Ban the Automobile, Too?
Matthew Humphries writes this article on Geek.net applauding the FTC’s attempt to ban RemoteSpy. Most interestingly, Mr. Humphries says the following:
When you read about what RemoteSpy actually does then it is clear to see that it was made to act as spyware and must break a number of laws. What’s surprising to me is the fact it has been sold since August 2005.

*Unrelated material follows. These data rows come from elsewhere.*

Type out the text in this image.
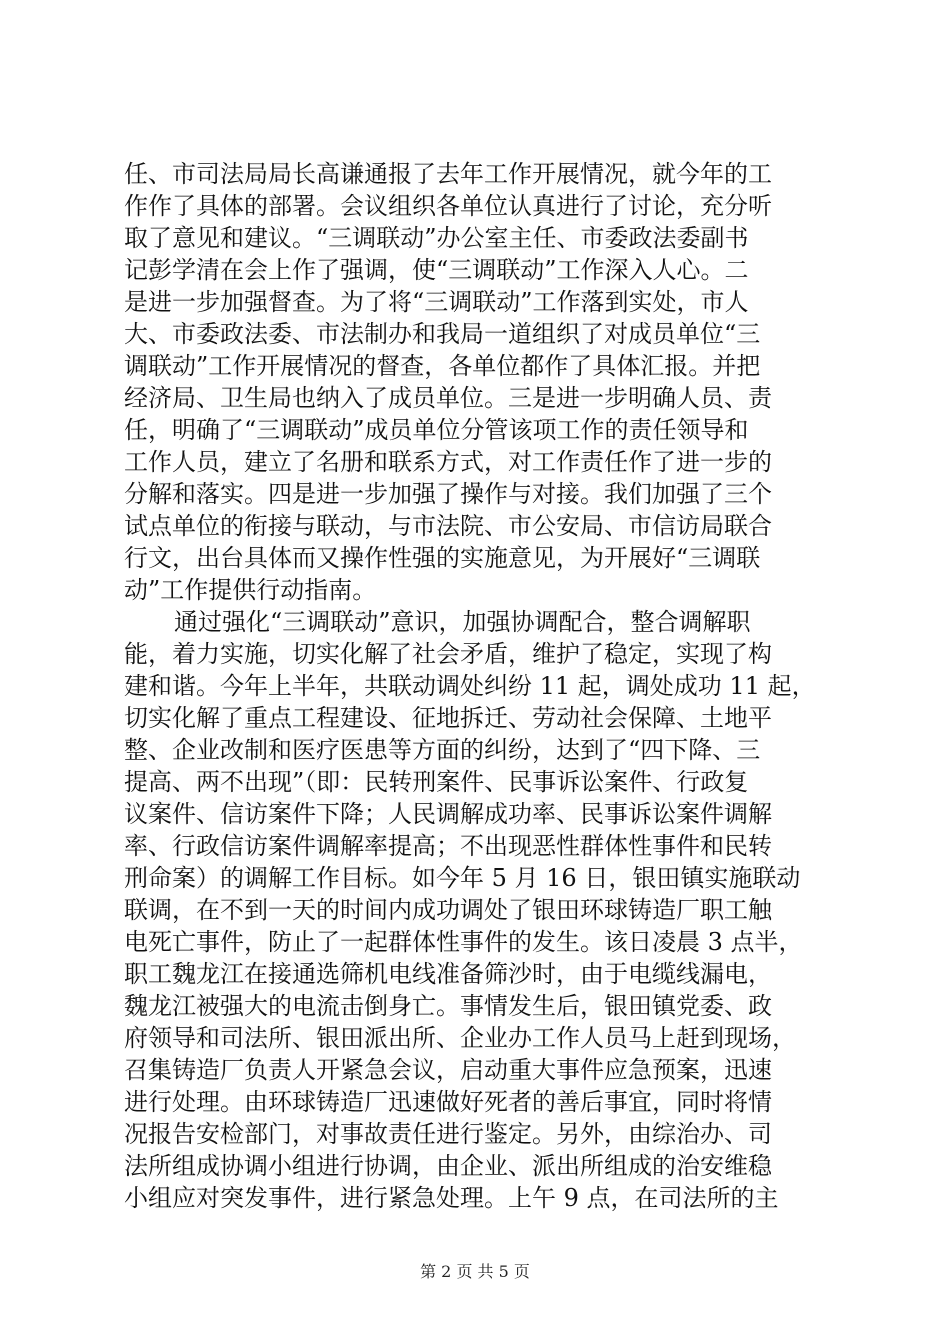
任、市司法局局长高谦通报了去年工作开展情况，就今年的工
作作了具体的部署。会议组织各单位认真进行了讨论，充分听
取了意见和建议。“三调联动”办公室主任、市委政法委副书
记彭学清在会上作了强调，使“三调联动”工作深入人心。二
是进一步加强督查。为了将“三调联动”工作落到实处，市人
大、市委政法委、市法制办和我局一道组织了对成员单位“三
调联动”工作开展情况的督查，各单位都作了具体汇报。并把
经济局、卫生局也纳入了成员单位。三是进一步明确人员、责
任，明确了“三调联动”成员单位分管该项工作的责任领导和
工作人员，建立了名册和联系方式，对工作责任作了进一步的
分解和落实。四是进一步加强了操作与对接。我们加强了三个
试点单位的衔接与联动，与市法院、市公安局、市信访局联合
行文，出台具体而又操作性强的实施意见，为开展好“三调联
动”工作提供行动指南。
通过强化“三调联动”意识，加强协调配合，整合调解职
能，着力实施，切实化解了社会矛盾，维护了稳定，实现了构
建和谐。今年上半年，共联动调处纠纷 11 起，调处成功 11 起，
切实化解了重点工程建设、征地拆迁、劳动社会保障、土地平
整、企业改制和医疗医患等方面的纠纷，达到了“四下降、三
提高、两不出现”（即：民转刑案件、民事诉讼案件、行政复
议案件、信访案件下降；人民调解成功率、民事诉讼案件调解
率、行政信访案件调解率提高；不出现恶性群体性事件和民转
刑命案）的调解工作目标。如今年 5 月 16 日，银田镇实施联动
联调，在不到一天的时间内成功调处了银田环球铸造厂职工触
电死亡事件，防止了一起群体性事件的发生。该日凌晨 3 点半，
职工魏龙江在接通选筛机电线准备筛沙时，由于电缆线漏电，
魏龙江被强大的电流击倒身亡。事情发生后，银田镇党委、政
府领导和司法所、银田派出所、企业办工作人员马上赶到现场，
召集铸造厂负责人开紧急会议，启动重大事件应急预案，迅速
进行处理。由环球铸造厂迅速做好死者的善后事宜，同时将情
况报告安检部门，对事故责任进行鉴定。另外，由综治办、司
法所组成协调小组进行协调，由企业、派出所组成的治安维稳
小组应对突发事件，进行紧急处理。上午 9 点，在司法所的主
第 2 页 共 5 页
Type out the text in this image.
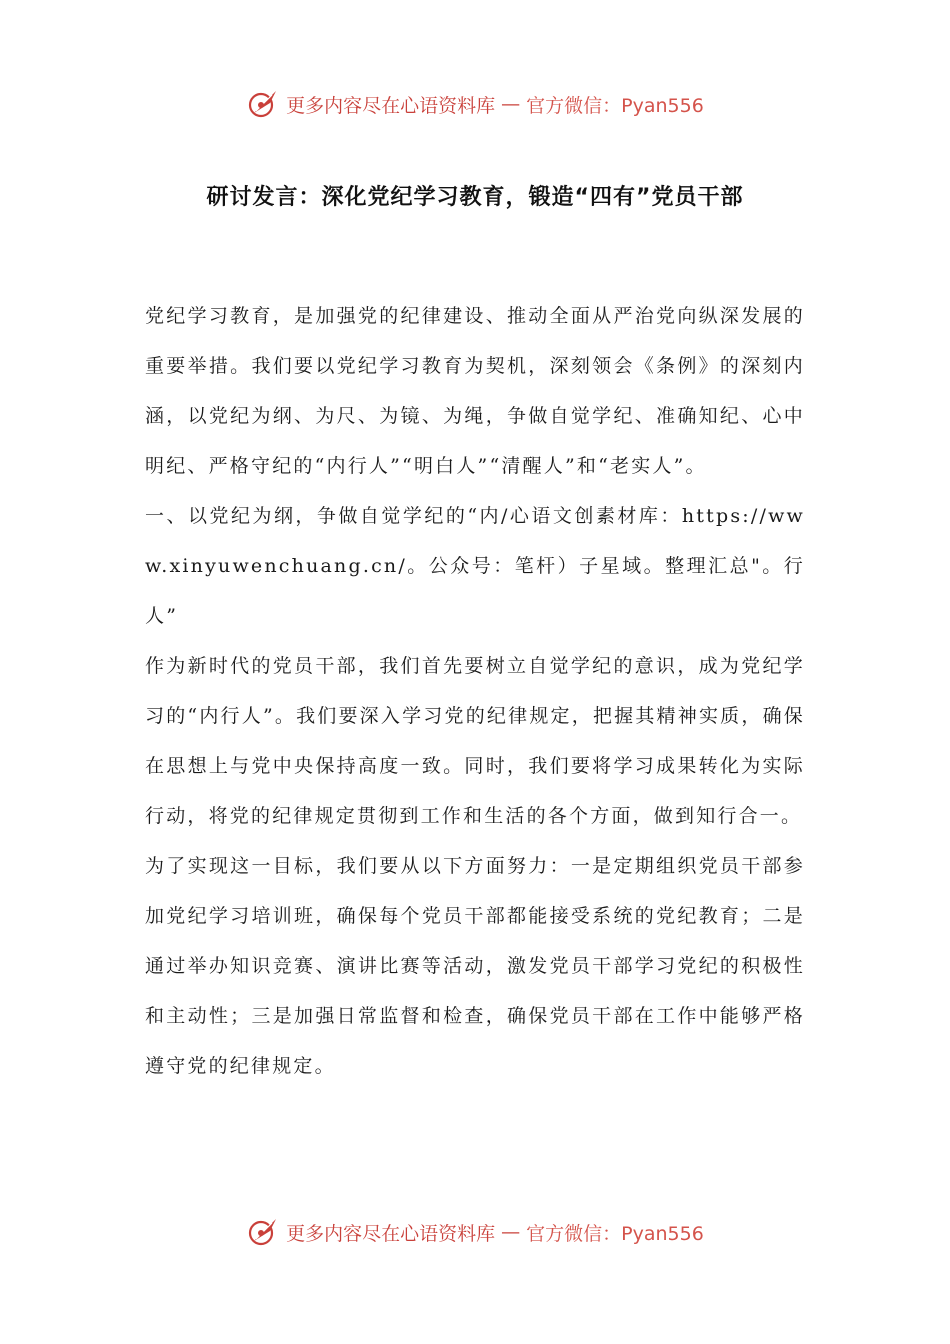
更多内容尽在心语资料库 — 官方微信：Pyan556
研讨发言：深化党纪学习教育，锻造“四有”党员干部

党纪学习教育，是加强党的纪律建设、推动全面从严治党向纵深发展的重要举措。我们要以党纪学习教育为契机，深刻领会《条例》的深刻内涵，以党纪为纲、为尺、为镜、为绳，争做自觉学纪、准确知纪、心中明纪、严格守纪的“内行人”“明白人”“清醒人”和“老实人”。

一、以党纪为纲，争做自觉学纪的“内/心语文创素材库：https://www.xinyuwenchuang.cn/。公众号：笔杆）子星域。整理汇总"。行人”

作为新时代的党员干部，我们首先要树立自觉学纪的意识，成为党纪学习的“内行人”。我们要深入学习党的纪律规定，把握其精神实质，确保在思想上与党中央保持高度一致。同时，我们要将学习成果转化为实际行动，将党的纪律规定贯彻到工作和生活的各个方面，做到知行合一。

为了实现这一目标，我们要从以下方面努力：一是定期组织党员干部参加党纪学习培训班，确保每个党员干部都能接受系统的党纪教育；二是通过举办知识竞赛、演讲比赛等活动，激发党员干部学习党纪的积极性和主动性；三是加强日常监督和检查，确保党员干部在工作中能够严格遵守党的纪律规定。

更多内容尽在心语资料库 — 官方微信：Pyan556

I would challenge Mr. Humphries to find even a single law that our software breaks. He seems unaware of the important distinction between surveillance tools and the purposes for which people use them. I could go on at length about the numerous legitimate and beneficial uses of RemoteSpy — indeed, we have received hundreds of testimonials from parents and employers on the subject. It’s possible Mr. Humphries has neither children nor remote employees, both of whom are often more tech savvy and have better access to the computer than the parents or employers who have a legitimate need to monitor their computer usage.

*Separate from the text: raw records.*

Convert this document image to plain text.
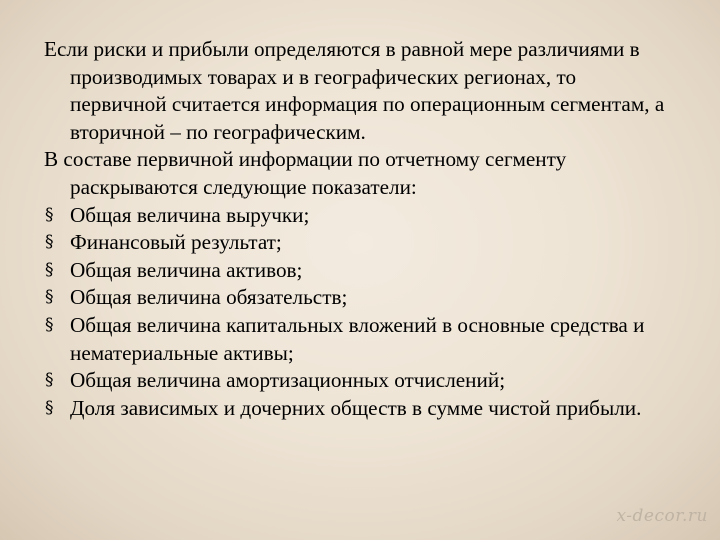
Если риски и прибыли определяются в равной мере различиями в производимых товарах и в географических регионах, то первичной считается информация по операционным сегментам, а вторичной – по географическим.

В составе первичной информации по отчетному сегменту раскрываются следующие показатели:

§ Общая величина выручки;
§ Финансовый результат;
§ Общая величина активов;
§ Общая величина обязательств;
§ Общая величина капитальных вложений в основные средства и нематериальные активы;
§ Общая величина амортизационных отчислений;
§ Доля зависимых и дочерних обществ в сумме чистой прибыли.
x-decor.ru
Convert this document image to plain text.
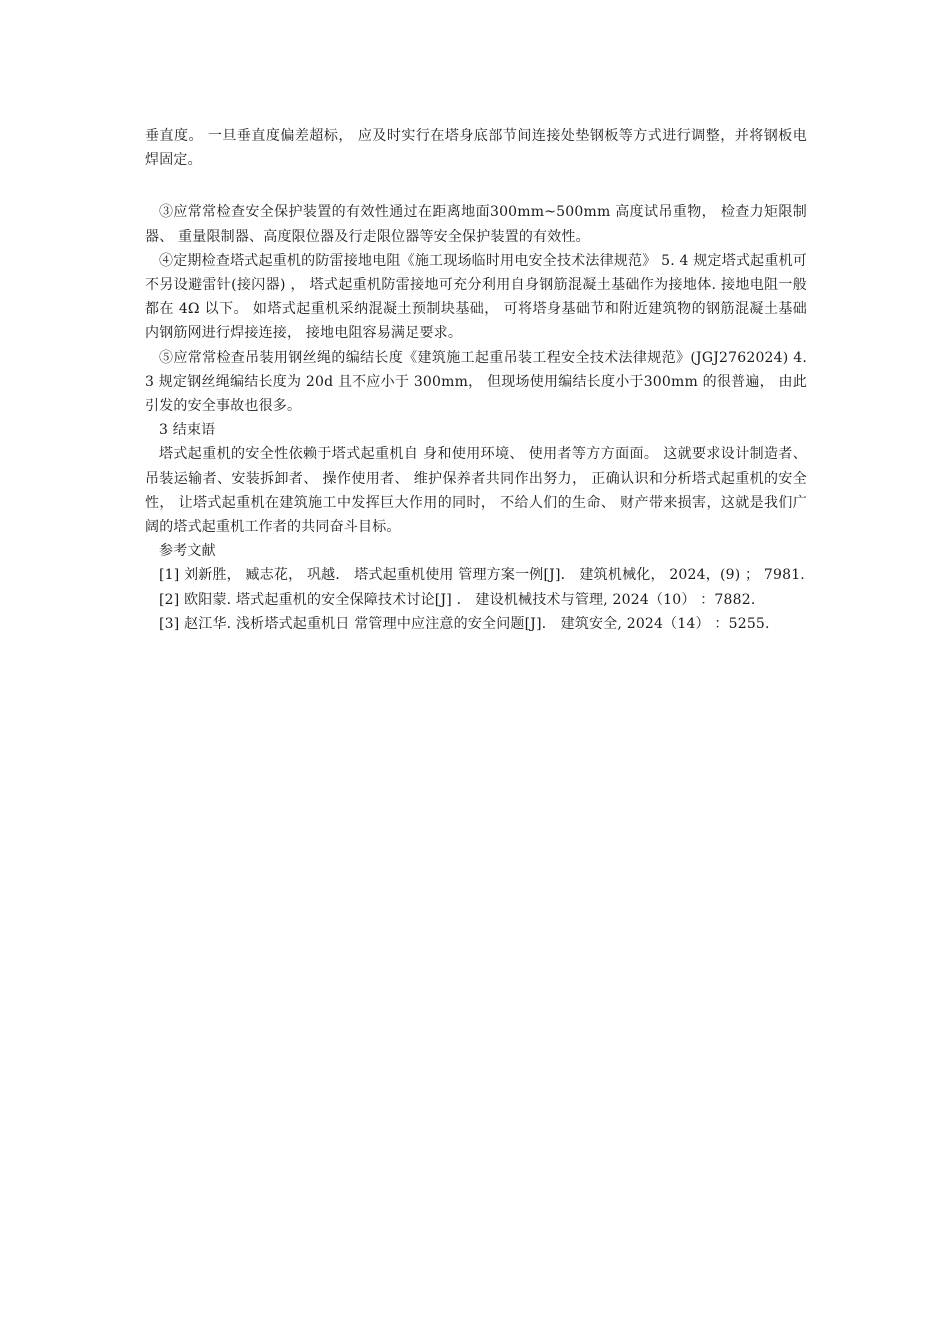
垂直度。 一旦垂直度偏差超标， 应及时实行在塔身底部节间连接处垫钢板等方式进行调整，并将钢板电焊固定。

③应常常检查安全保护装置的有效性通过在距离地面300mm~500mm 高度试吊重物， 检查力矩限制器、 重量限制器、高度限位器及行走限位器等安全保护装置的有效性。

④定期检查塔式起重机的防雷接地电阻《施工现场临时用电安全技术法律规范》 5. 4 规定塔式起重机可不另设避雷针(接闪器) ， 塔式起重机防雷接地可充分利用自身钢筋混凝土基础作为接地体. 接地电阻一般都在 4Ω 以下。 如塔式起重机采纳混凝土预制块基础， 可将塔身基础节和附近建筑物的钢筋混凝土基础内钢筋网进行焊接连接， 接地电阻容易满足要求。

⑤应常常检查吊装用钢丝绳的编结长度《建筑施工起重吊装工程安全技术法律规范》(JGJ2762024) 4. 3 规定钢丝绳编结长度为 20d 且不应小于 300mm， 但现场使用编结长度小于300mm 的很普遍， 由此引发的安全事故也很多。

3 结束语

塔式起重机的安全性依赖于塔式起重机自 身和使用环境、 使用者等方方面面。 这就要求设计制造者、 吊装运输者、安装拆卸者、 操作使用者、 维护保养者共同作出努力， 正确认识和分析塔式起重机的安全性， 让塔式起重机在建筑施工中发挥巨大作用的同时， 不给人们的生命、 财产带来损害，这就是我们广阔的塔式起重机工作者的共同奋斗目标。

参考文献

[1] 刘新胜， 臧志花， 巩越． 塔式起重机使用 管理方案一例[J]． 建筑机械化， 2024，(9) ； 7981.

[2] 欧阳蒙. 塔式起重机的安全保障技术讨论[J] ． 建设机械技术与管理, 2024（10） ：7882.

[3] 赵江华. 浅析塔式起重机日 常管理中应注意的安全问题[J]． 建筑安全, 2024（14） ：5255.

It’s also possible that Mr. Humphries repeats the mistake of the FTC: focusing on the potential abuses of a new technology, rather than its intended legitimate uses. What would happen if we banned every technology that could be abused? No cars. No guns. No MP3 players. At the end of the day, the people abusing these technologies to break the law are the ones we should be focusing on. Otherwise, we unduly hamper innovation and technological progress because we are paralyzed by fear of how someone somewhere might abuse these new technologies.